In recent years, neuroscientists have dusted off the decades-old question of how blue light—naturally abundant during the day, but creeping into the evening thanks to smartphones, tablets, and computers—affects our sleep schedules. A 2014 Hardvard study found that light-emitting e-readers had a negative effect on readers’ sleep time, melatonin production, and alertness.

Interrupted sleep doesn’t just make you drowsy the next day. In 2013, researchers at Stanford University confirmed that a lack of regular sleep can result in build-ups of beta-amyloid, a neurotoxin that clumps up in in the brains of patients with dementia and Alzheimer’s disease.
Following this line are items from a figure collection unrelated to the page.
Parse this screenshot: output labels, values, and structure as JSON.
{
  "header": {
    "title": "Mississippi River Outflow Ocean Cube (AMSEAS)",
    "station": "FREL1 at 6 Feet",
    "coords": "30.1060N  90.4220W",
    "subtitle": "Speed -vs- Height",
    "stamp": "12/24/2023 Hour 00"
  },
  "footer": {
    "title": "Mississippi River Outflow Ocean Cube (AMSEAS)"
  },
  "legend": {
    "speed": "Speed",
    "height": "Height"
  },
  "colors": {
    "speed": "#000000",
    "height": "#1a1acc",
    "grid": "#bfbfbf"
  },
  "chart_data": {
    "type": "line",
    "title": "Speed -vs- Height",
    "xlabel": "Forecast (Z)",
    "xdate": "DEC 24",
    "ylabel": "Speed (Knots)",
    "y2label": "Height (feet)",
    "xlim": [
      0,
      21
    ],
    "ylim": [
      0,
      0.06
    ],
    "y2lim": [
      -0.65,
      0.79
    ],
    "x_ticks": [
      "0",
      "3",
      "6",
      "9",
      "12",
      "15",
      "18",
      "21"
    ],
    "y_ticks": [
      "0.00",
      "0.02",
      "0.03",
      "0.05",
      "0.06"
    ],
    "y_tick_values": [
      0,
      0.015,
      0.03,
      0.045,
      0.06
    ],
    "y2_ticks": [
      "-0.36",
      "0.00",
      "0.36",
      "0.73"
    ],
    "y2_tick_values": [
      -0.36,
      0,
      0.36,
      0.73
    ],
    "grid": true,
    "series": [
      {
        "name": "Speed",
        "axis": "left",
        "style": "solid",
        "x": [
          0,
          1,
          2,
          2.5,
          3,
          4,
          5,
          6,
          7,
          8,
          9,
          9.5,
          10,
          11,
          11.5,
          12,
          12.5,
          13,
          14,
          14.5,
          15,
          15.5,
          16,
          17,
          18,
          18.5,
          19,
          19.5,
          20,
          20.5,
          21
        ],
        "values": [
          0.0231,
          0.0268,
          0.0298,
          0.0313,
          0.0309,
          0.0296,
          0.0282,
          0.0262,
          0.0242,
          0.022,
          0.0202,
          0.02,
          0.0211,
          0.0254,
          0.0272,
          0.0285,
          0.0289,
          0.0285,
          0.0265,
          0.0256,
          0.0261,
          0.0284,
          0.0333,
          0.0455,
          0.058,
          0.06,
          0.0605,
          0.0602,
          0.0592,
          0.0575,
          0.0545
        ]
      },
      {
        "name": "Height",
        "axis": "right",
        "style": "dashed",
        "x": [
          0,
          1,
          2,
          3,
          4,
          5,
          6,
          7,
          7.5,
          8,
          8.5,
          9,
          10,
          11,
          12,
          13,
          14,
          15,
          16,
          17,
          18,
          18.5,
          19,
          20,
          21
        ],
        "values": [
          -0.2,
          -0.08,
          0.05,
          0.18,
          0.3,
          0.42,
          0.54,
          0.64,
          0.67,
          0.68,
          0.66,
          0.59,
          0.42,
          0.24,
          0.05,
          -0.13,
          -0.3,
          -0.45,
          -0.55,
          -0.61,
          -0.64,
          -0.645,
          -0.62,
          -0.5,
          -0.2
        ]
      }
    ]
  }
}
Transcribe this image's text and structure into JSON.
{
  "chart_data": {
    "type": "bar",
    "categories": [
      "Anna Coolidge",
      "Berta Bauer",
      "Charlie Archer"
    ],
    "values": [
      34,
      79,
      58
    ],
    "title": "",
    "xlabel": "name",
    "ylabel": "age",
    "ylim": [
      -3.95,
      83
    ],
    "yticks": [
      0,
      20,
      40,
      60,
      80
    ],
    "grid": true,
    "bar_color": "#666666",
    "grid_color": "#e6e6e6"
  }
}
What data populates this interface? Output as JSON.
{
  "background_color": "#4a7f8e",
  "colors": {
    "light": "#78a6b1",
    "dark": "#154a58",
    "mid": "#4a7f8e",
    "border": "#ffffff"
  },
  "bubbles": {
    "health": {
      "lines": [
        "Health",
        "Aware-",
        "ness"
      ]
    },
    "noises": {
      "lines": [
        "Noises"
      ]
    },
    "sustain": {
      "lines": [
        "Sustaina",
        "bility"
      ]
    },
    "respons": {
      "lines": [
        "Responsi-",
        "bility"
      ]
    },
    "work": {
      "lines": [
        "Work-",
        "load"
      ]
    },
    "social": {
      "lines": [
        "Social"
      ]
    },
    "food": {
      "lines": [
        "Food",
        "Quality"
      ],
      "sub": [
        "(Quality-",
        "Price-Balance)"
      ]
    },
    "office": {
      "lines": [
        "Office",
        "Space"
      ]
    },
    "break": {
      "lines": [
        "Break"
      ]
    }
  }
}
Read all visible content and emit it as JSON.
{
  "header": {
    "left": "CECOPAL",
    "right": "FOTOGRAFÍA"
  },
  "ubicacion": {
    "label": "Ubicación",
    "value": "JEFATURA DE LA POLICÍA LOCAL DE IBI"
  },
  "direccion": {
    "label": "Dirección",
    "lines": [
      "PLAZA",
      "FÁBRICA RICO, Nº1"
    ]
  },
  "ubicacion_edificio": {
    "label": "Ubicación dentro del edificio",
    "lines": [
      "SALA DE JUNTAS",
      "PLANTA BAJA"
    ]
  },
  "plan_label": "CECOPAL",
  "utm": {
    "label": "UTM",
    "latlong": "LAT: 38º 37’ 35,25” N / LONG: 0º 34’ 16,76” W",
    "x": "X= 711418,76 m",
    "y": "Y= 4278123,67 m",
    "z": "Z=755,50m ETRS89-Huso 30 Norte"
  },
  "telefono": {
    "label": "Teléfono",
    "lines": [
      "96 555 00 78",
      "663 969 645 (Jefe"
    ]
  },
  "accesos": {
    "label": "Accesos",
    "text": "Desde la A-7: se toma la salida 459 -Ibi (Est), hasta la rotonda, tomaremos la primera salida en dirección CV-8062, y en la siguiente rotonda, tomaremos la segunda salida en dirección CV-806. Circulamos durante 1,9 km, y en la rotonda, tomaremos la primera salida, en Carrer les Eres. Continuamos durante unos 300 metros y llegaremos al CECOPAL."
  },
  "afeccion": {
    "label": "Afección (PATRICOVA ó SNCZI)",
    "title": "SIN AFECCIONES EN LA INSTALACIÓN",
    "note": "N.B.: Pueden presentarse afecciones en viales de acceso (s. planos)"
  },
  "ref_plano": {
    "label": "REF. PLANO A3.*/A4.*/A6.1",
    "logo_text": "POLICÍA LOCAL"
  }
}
Fortunately, there are easy ways to get your brain ready for bed. Software can add an orange tint to screens before bed, and a wide range of retailers offer orange-tinted glasses that offset the disruptive blue light.

The Brain Is Like a Muscle—So Exercise It!

Our brains boast phenomenal plasticity—gray matter can shrink or thicken, and neural connections can grow stronger or weaker or even disappear entirely. But as MIT lecturer Tara Stewart outlines in her 2015 book Neuroscience for Leadership, by the time we reach age 25, our brains have gotten used to operating in a certain way, and we start to lose that plasticity.

That’s why it’s important to stretch our brains beyond their comfort zones by learning something new, such as a new language, a new instrument, or a new skill like juggling or knitting, regardless of your age. Learning is a great way to enhance brain cognition.

But Don’t Forget to Move Your Body!

A 2014 study from the University of Illinois at Urbana-Champaign found a link between regular physical exercise and the ability to focus on a given task, block out irrelevant information, and switch back and forth between cognitive tasks. It’s simple: Physical activity gets our heart rates up, our oxygen pumping to the brain, and new cells developing more quickly.

Do your brain a favor—get plenty of exercise, plenty of sleep, and learn something new. Your brain will thank you for it!